To summarise, if HMRC misrepresents its case, money is spent on defending it and HMRC withdraws the matter, the costs are suffered by the wrongfully accused. In the meantime, you may be in the throes of bankruptcy or property repossession and have lost the goodwill of financial institutions or suppliers.
The use of AFOs is on the increase. In 2019/20, HMRC arranged for the issue of 166 orders, an increase of 177% on the 60 the previous year. So, while the number now is still relatively low, it is increasing significantly, and the more success had, the more it will be the weapon of choice. Fraudulent users of the Job Retention Scheme (furlough) may be the first in line.
If used properly in the right cases, it is a tool than can help the Exchequer recover amounts that are properly due or deter future fraudulent behaviour.
HMRC does a lot of good work, are often reasonable and sometimes accept errors have been made and put them right.

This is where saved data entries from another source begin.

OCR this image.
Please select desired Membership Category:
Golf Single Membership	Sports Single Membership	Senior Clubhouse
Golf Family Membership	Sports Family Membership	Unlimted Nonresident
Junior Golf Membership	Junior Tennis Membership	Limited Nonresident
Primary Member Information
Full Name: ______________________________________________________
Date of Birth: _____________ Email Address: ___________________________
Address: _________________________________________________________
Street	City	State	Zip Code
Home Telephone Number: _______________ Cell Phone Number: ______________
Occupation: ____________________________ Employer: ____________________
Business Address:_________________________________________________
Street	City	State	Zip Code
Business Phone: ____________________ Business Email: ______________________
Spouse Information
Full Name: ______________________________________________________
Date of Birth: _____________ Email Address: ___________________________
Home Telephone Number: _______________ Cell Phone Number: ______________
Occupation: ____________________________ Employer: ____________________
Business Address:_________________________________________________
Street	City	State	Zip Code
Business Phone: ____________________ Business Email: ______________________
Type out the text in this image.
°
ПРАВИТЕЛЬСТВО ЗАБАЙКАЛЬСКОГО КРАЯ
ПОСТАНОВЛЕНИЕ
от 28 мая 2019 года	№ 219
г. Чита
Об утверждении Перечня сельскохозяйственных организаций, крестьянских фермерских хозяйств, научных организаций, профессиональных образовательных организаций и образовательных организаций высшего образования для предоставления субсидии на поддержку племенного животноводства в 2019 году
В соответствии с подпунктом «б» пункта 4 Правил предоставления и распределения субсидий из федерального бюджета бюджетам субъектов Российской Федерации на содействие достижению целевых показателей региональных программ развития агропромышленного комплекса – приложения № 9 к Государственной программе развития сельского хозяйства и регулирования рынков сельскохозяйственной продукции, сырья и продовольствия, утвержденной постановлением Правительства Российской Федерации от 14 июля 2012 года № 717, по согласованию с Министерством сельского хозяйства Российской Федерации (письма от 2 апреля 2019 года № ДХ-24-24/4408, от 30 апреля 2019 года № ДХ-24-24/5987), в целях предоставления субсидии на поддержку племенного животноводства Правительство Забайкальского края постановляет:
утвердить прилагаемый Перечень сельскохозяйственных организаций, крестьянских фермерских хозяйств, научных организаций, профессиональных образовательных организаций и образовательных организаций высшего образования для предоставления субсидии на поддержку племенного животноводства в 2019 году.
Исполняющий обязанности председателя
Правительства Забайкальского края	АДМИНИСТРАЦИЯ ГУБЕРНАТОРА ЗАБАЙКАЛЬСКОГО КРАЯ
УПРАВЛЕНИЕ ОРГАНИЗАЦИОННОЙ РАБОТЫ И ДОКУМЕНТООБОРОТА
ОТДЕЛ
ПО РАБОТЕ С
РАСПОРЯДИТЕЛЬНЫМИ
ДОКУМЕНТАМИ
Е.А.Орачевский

However, situations like the one above are too frequent, and damages HMRC’s reputation more than good work enhances it.
Such strong powers that have the ability to destroy a business or a life, or damage them must be used with caution and there must be critical reviews by competent officers to ensure suspicions are based on reason and that all relevant information is presented properly to the relevant authorities.
Unless there is clear evidence that the funds are in danger of dissipation, or there has been unlawful conduct, it does rely on HMRC being sensible and reasonable.
It is understandable that officers on units dealing with fraud may become a little sceptical when dealing with cases of fraud for the majority of their time, but HMRC must be sure not to lower its own standards to match the would be fraudsters. HMRC’s errors must be pointed out – as with anything, if you don’t explain the problem it can’t be corrected.